EBB FLOYD:, The Great Gastronome


Ebb Floyd wasn't exactly a big, fat man. Few people in his day were fat. But ol' Ebb could eat. There was no one around who could eat more and eat faster than this ravenous tenant farmer from the heart of Georgia. This short, stout, and merry gastronome had a sweet tooth for his favorite foods sweet potato custard pies and sugar cane.

It was just before Thanksgiving back in 1888 when Ebb Floyd found himself at a log-r0lling contest. After the competition was over, the participants set down for a tasty supper. To finish off the grand meal, fifteen custard pies were set out. Everyone knew that the sweet potato desserts were among Floyd's favorites. So, one man dared Floyd to eat half of them.

The pie afficionado accepted the challenge, vowing to swallow at least ten of the orange pies. Floyd encircled himself with ten succulent sweet potato pie plates and commenced to move in a clockwise direction. One down, then two, then three, four and five. Ebb kept on stuffing them down. Six down, seven, eight gone, nine and then ten pies gulped. The crowd roared!

The last five were put in front of him. Three were devoured in short order. That's when the agony began. The last two eventually found their way to the bottom of the big eater's belly. Ebb Floyd received no award that evening, other than winning the bet and winning it big, not to mention stuffing his belly full of his favorite food.

A few weeks later, Ebb accepted another good opportunity to stuff himself. Not to be outdone, Ebb set his sights on a Thanksgiving feast. After downing a stomach- stuffing dinner of Thanksgiving turkey, dressing and the traditional fixings, Floyd ventured over to a neighbor's house for a cane eating contest. Ebb knew that he was not going to be able to move at all after the end of the gorging, so he planned on finding a soft spot and collapsing onto it.
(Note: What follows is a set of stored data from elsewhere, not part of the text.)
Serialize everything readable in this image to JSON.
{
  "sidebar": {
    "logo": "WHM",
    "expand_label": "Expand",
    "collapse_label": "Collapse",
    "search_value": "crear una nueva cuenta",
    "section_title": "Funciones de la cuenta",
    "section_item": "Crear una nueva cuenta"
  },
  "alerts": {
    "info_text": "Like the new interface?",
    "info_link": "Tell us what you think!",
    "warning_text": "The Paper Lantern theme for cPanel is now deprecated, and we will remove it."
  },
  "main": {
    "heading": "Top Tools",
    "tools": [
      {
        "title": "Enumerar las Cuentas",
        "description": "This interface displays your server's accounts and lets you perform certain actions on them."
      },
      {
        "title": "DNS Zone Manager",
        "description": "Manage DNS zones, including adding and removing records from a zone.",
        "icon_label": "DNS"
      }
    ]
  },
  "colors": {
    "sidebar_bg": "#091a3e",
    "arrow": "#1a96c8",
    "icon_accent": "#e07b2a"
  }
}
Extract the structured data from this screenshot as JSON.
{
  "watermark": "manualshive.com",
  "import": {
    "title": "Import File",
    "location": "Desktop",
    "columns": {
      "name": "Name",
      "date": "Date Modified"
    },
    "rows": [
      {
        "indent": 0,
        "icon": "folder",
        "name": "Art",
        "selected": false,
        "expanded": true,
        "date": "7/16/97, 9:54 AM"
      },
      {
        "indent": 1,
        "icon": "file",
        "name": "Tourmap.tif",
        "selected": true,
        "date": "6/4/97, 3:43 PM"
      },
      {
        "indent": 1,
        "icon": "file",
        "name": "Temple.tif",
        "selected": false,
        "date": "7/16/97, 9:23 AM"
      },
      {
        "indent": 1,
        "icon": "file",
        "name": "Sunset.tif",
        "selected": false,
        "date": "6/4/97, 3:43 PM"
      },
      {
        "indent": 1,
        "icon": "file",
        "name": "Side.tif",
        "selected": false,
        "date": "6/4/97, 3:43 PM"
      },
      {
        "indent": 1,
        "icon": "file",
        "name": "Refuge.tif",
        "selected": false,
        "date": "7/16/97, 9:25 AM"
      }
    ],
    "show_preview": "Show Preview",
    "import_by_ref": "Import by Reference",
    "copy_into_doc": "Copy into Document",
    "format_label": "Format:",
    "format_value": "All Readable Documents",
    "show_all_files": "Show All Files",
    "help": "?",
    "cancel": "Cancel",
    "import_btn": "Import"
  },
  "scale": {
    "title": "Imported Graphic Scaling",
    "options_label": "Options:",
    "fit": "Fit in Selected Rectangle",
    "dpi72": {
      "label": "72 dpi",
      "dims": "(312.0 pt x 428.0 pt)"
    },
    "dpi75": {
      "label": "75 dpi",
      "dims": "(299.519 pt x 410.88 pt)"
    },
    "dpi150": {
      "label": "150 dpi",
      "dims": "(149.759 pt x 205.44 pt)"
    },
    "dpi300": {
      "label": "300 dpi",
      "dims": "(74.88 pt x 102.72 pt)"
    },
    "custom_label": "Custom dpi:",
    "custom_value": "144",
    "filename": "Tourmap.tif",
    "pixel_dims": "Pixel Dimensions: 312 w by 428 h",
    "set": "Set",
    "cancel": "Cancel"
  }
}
Word of Ebb's ravenous eating skills brought out a large audience to see just how much sugar cane, the master feaster Ebb Floyd, could eat at one sitting. As a less than satisfying appetizer, the gobbling glutton consumed fourteen stalks of sugar cane. Then for supper, Ebb nearly got his fill consuming an old fashioned Thanksgiving supper, complete with possums saturated with thick gravy and complimented with dozens of sugary yams.

To make things interesting, the host announced a cane-eating contest and invited all comers to sit down and chew as many stalks as they could. To make things more interesting, a school teacher spoke up and suggested that the contest be one of speed more than endurance. And, to make it more interesting, the teacher proffered a wager that Ebb Floyd could not chew three stalks in under ten minutes. Ebb, a ceaseless gourmand, readily accepted the bet.

The teacher, attempting to hedge his bet a little, picked up three nice-sized stalks, laid them out in front of Ebb, pulled out his watch, and announced it was time to begin. Ebb took only five minutes to chew, chomp and gnaw two stalks into mush. Already feeling the pains of his previous meals that day, Ebb picked up his pace. The third and final stalk succumbed in a mere two minutes.

Then, that's where the fun began. Gamblers conceived of more and more interesting wagers to test Ebb Floyd's inherent ability to eat well more than the average man. With the debate as to Floyd's ability to rapidly chew sugar cane settled, an observer offered to wager, two to one, that the exceptional eater could not swallow a quart of sugar cane juice without taking a breath. Ebb grabbed the jug and chugged it's contents down in less than sixty seconds. To prove his point and double his winnings, Ebb guzzled an extra pint of the nearly pure sugar liquid just for good measure.

Still there were those who believed ol' Ebb could drink still more. A smaller sugar cane mill was brought in. Twenty stalks were run through the hand cranked mill, generating three more gallons of juice. He guzzled it all down. To top off the day of frequent feasts, Ebb Floyd vowed that he would take the twenty smashed stalks and eat all of them before retiring to bed. Another wild roar went up in the room. Vowing not to even show an effects of his daily dessert, Ebb sat down next to his last few morsels of the day. Howling doubters couldn't leave without satisfying their belief that no one man could eat that much in a single day.

Ebb opened his mouth and began to chew. One stalk of cane after another was slowly and methodically stripped of it sheath and leaves. The pile of remnants began to grow as the pile of the remaining stalks diminished at the average rate of one every three and one half minutes. Finally, the astonishing eating exhibition was over.

Ebb Floyd was hailed as the hero of Twiggs, much in the same category of generals, governors, and politicians who have hailed from the nucleus of the Peach State. Those who once doubted Floyd's superior eating ability sent out the word far and wide, that Ebb Floyd could out eat any man in the country, no matter what the food may be.

After his few fleeting moments of fame, Ebb Floyd never appeared in the headlines of newspapers around the country as he did in those days of that November when he was one of the world's greatest gastronomes.